If you're a tax-credit speculation site: pay attention to ongoing legislative activity. The credit history shows that solar tax credits have been extended multiple times by both parties. A future Congress could re-extend the residential credit. Don't bet your purchase on it, but the political durability of solar incentives has historically been higher than year-by-year coverage suggests.
What to do next
The most important decision in 2026 is whether solar still works on your specific roof and in your specific state, given the new landscape. Our solar calculator models system cost and savings for your address, with the post-OBBBA tax credit reality factored in. Once you have a baseline estimate, compare quotes from pre-screened local installers who understand the current rules, including which lease or PPA structures actually pass meaningful Section 48E savings through to homeowners. The new landscape rewards informed shopping more than the old one did, because the federal credit is no longer doing the heavy lifting on the math.

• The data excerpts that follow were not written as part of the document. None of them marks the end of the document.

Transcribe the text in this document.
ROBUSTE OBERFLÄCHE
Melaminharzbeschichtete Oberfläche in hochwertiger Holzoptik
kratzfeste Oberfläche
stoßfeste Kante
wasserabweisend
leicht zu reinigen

Frequently asked questions
Is the federal solar tax credit still available in 2026?
Not for customer-owned residential systems. The One Big Beautiful Bill Act (signed July 4, 2025) terminated the Section 25D Residential Clean Energy Credit for systems installed after December 31, 2025. The 30% credit remains available indirectly through Section 48E for solar leases and Power Purchase Agreements, where the leasing company claims the credit, with deadlines that tighten through 2030 (consult a qualified tax advisor about your specific situation).

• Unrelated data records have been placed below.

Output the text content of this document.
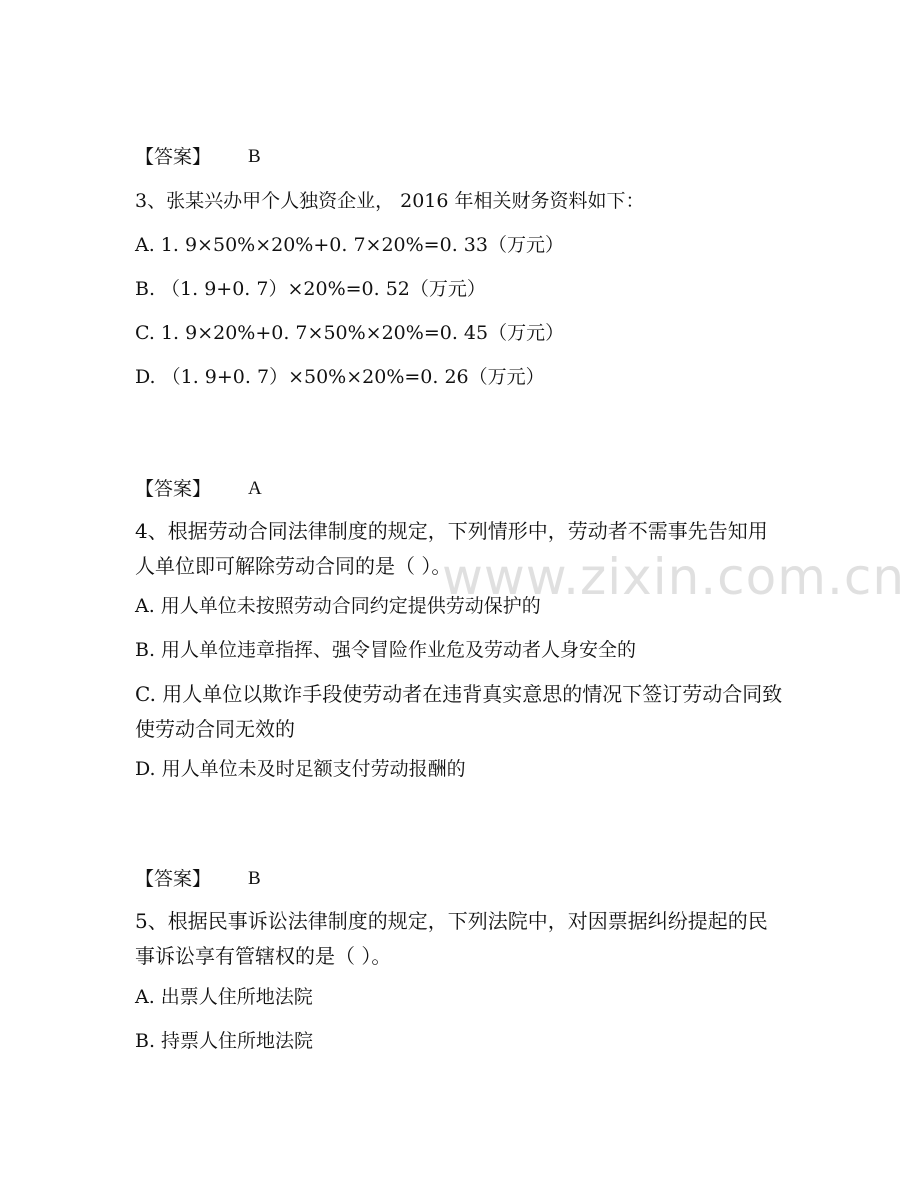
www.zixin.com.cn
【答案】 B
3、张某兴办甲个人独资企业， 2016 年相关财务资料如下：
A. 1. 9×50%×20%+0. 7×20%=0. 33（万元）
B. （1. 9+0. 7）×20%=0. 52（万元）
C. 1. 9×20%+0. 7×50%×20%=0. 45（万元）
D. （1. 9+0. 7）×50%×20%=0. 26（万元）
【答案】 A
4、根据劳动合同法律制度的规定，下列情形中，劳动者不需事先告知用人单位即可解除劳动合同的是（ ）。
A. 用人单位未按照劳动合同约定提供劳动保护的
B. 用人单位违章指挥、强令冒险作业危及劳动者人身安全的
C. 用人单位以欺诈手段使劳动者在违背真实意思的情况下签订劳动合同致使劳动合同无效的
D. 用人单位未及时足额支付劳动报酬的
【答案】 B
5、根据民事诉讼法律制度的规定，下列法院中，对因票据纠纷提起的民事诉讼享有管辖权的是（ ）。
A. 出票人住所地法院
B. 持票人住所地法院
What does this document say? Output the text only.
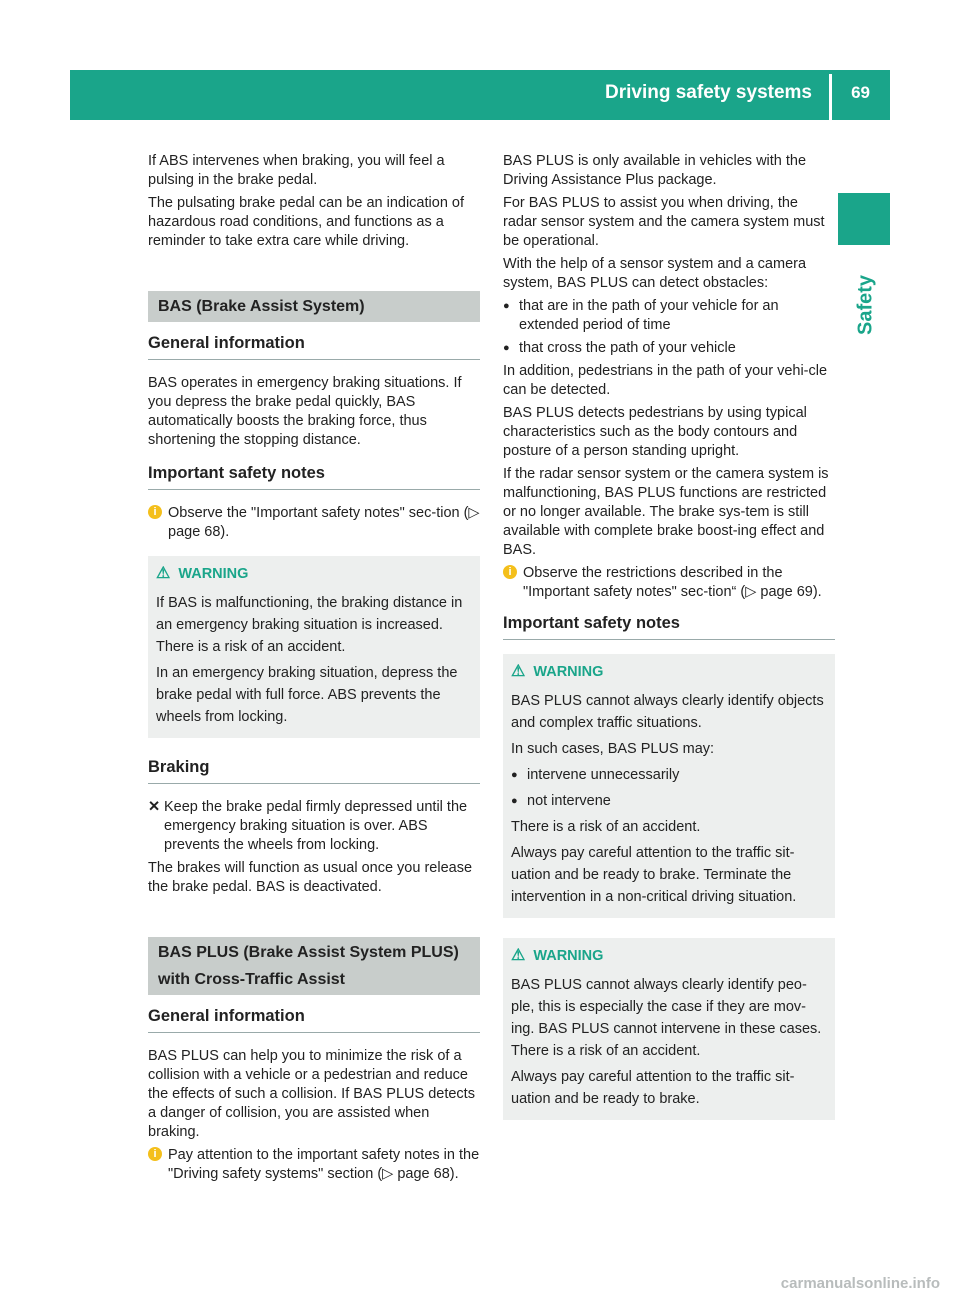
Driving safety systems 69
Safety

If ABS intervenes when braking, you will feel a pulsing in the brake pedal.

The pulsating brake pedal can be an indication of hazardous road conditions, and functions as a reminder to take extra care while driving.

BAS (Brake Assist System)
General information

BAS operates in emergency braking situations. If you depress the brake pedal quickly, BAS automatically boosts the braking force, thus shortening the stopping distance.

Important safety notes

i Observe the "Important safety notes" sec-tion (▷ page 68).

⚠ WARNING

If BAS is malfunctioning, the braking distance in an emergency braking situation is increased. There is a risk of an accident.

In an emergency braking situation, depress the brake pedal with full force. ABS prevents the wheels from locking.

Braking

✕ Keep the brake pedal firmly depressed until the emergency braking situation is over. ABS prevents the wheels from locking.

The brakes will function as usual once you release the brake pedal. BAS is deactivated.

BAS PLUS (Brake Assist System PLUS) with Cross-Traffic Assist
General information

BAS PLUS can help you to minimize the risk of a collision with a vehicle or a pedestrian and reduce the effects of such a collision. If BAS PLUS detects a danger of collision, you are assisted when braking.

i Pay attention to the important safety notes in the "Driving safety systems" section (▷ page 68).

BAS PLUS is only available in vehicles with the Driving Assistance Plus package.

For BAS PLUS to assist you when driving, the radar sensor system and the camera system must be operational.

With the help of a sensor system and a camera system, BAS PLUS can detect obstacles:

● that are in the path of your vehicle for an extended period of time

● that cross the path of your vehicle

In addition, pedestrians in the path of your vehi-cle can be detected.

BAS PLUS detects pedestrians by using typical characteristics such as the body contours and posture of a person standing upright.

If the radar sensor system or the camera system is malfunctioning, BAS PLUS functions are restricted or no longer available. The brake sys-tem is still available with complete brake boost-ing effect and BAS.

i Observe the restrictions described in the "Important safety notes" sec-tion“ (▷ page 69).

Important safety notes
⚠ WARNING

BAS PLUS cannot always clearly identify objects and complex traffic situations.

In such cases, BAS PLUS may:

● intervene unnecessarily

● not intervene

There is a risk of an accident.

Always pay careful attention to the traffic sit-uation and be ready to brake. Terminate the intervention in a non-critical driving situation.

⚠ WARNING

BAS PLUS cannot always clearly identify peo-ple, this is especially the case if they are mov-ing. BAS PLUS cannot intervene in these cases. There is a risk of an accident.

Always pay careful attention to the traffic sit-uation and be ready to brake.

carmanualsonline.info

What was the Section 25D residential solar tax credit?
Section 25D of the Internal Revenue Code was the Residential Clean Energy Credit, a dollar-for-dollar federal tax credit equal to 30% of the cost of a customer-owned residential solar system. Originally enacted in 2005 and extended several times, the Inflation Reduction Act of 2022 set it at 30% through 2032 with a step-down through 2034. OBBBA accelerated termination by nearly a decade, ending the credit December 31, 2025.

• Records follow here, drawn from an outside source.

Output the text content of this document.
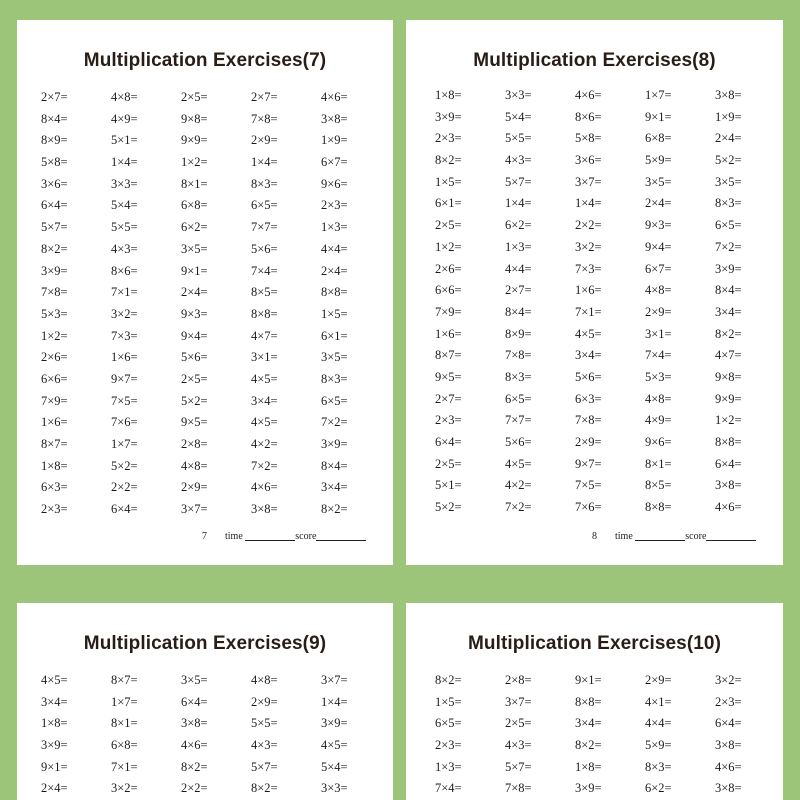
Multiplication Exercises(7)
2×7=	4×8=	2×5=	2×7=	4×6=
8×4=	4×9=	9×8=	7×8=	3×8=
8×9=	5×1=	9×9=	2×9=	1×9=
5×8=	1×4=	1×2=	1×4=	6×7=
3×6=	3×3=	8×1=	8×3=	9×6=
6×4=	5×4=	6×8=	6×5=	2×3=
5×7=	5×5=	6×2=	7×7=	1×3=
8×2=	4×3=	3×5=	5×6=	4×4=
3×9=	8×6=	9×1=	7×4=	2×4=
7×8=	7×1=	2×4=	8×5=	8×8=
5×3=	3×2=	9×3=	8×8=	1×5=
1×2=	7×3=	9×4=	4×7=	6×1=
2×6=	1×6=	5×6=	3×1=	3×5=
6×6=	9×7=	2×5=	4×5=	8×3=
7×9=	7×5=	5×2=	3×4=	6×5=
1×6=	7×6=	9×5=	4×5=	7×2=
8×7=	1×7=	2×8=	4×2=	3×9=
1×8=	5×2=	4×8=	7×2=	8×4=
6×3=	2×2=	2×9=	4×6=	3×4=
2×3=	6×4=	3×7=	3×8=	8×2=
7 time	score
Multiplication Exercises(8)
1×8=	3×3=	4×6=	1×7=	3×8=
3×9=	5×4=	8×6=	9×1=	1×9=
2×3=	5×5=	5×8=	6×8=	2×4=
8×2=	4×3=	3×6=	5×9=	5×2=
1×5=	5×7=	3×7=	3×5=	3×5=
6×1=	1×4=	1×4=	2×4=	8×3=
2×5=	6×2=	2×2=	9×3=	6×5=
1×2=	1×3=	3×2=	9×4=	7×2=
2×6=	4×4=	7×3=	6×7=	3×9=
6×6=	2×7=	1×6=	4×8=	8×4=
7×9=	8×4=	7×1=	2×9=	3×4=
1×6=	8×9=	4×5=	3×1=	8×2=
8×7=	7×8=	3×4=	7×4=	4×7=
9×5=	8×3=	5×6=	5×3=	9×8=
2×7=	6×5=	6×3=	4×8=	9×9=
2×3=	7×7=	7×8=	4×9=	1×2=
6×4=	5×6=	2×9=	9×6=	8×8=
2×5=	4×5=	9×7=	8×1=	6×4=
5×1=	4×2=	7×5=	8×5=	3×8=
5×2=	7×2=	7×6=	8×8=	4×6=
8 time	score
Multiplication Exercises(9)
4×5=	8×7=	3×5=	4×8=	3×7=
3×4=	1×7=	6×4=	2×9=	1×4=
1×8=	8×1=	3×8=	5×5=	3×9=
3×9=	6×8=	4×6=	4×3=	4×5=
9×1=	7×1=	8×2=	5×7=	5×4=
2×4=	3×2=	2×2=	8×2=	3×3=
Multiplication Exercises(10)
8×2=	2×8=	9×1=	2×9=	3×2=
1×5=	3×7=	8×8=	4×1=	2×3=
6×5=	2×5=	3×4=	4×4=	6×4=
2×3=	4×3=	8×2=	5×9=	3×8=
1×3=	5×7=	1×8=	8×3=	4×6=
7×4=	7×8=	3×9=	6×2=	3×8=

What is Section 48E and how does it still apply to homeowners?
Section 48E is the commercial Clean Electricity Investment Credit. When a third party (a solar leasing company or PPA provider) owns the system installed on your roof, they can claim the 30% Section 48E credit and pass the value through to you via lower lease or PPA payments. Section 48E remains available for residential leases and PPAs but with new construction-start and placed-in-service deadlines through 2027–2030.
If I already installed solar in 2024 or 2025 with the 30% credit, do I lose it?
No. The OBBBA termination is not retroactive. If you installed and the system was placed in service on or before December 31, 2025, you can still claim the Section 25D credit on your federal tax return for the year of installation. Any unused credit (because your tax liability that year was less than the credit) can typically be carried forward to subsequent years under the existing 25D rules (consult a qualified tax advisor).
What about state-level solar tax credits?
State incentives are unaffected by OBBBA. Many states (New York, Arizona, South Carolina, Massachusetts, others) continue to offer separate state-level solar tax credits, rebates, or SREC markets that operate independently of the federal credit. State property tax exemptions and sales tax exemptions for solar also continue unchanged in most states. The federal change makes state incentives proportionally more valuable.
Is solar still worth it without the federal tax credit?
Yes, in most states, though payback is longer. Solar still produces meaningful electricity bill savings, locks in predictable energy costs against rising utility rates, and adds measurable home value (the Lawrence Berkeley National Laboratory premium of about $4 per watt). Payback for cash-purchase systems in 2026 typically runs 9–12 years versus 7–10 years with the credit, depending on state. The math still works in most high-electricity-rate states.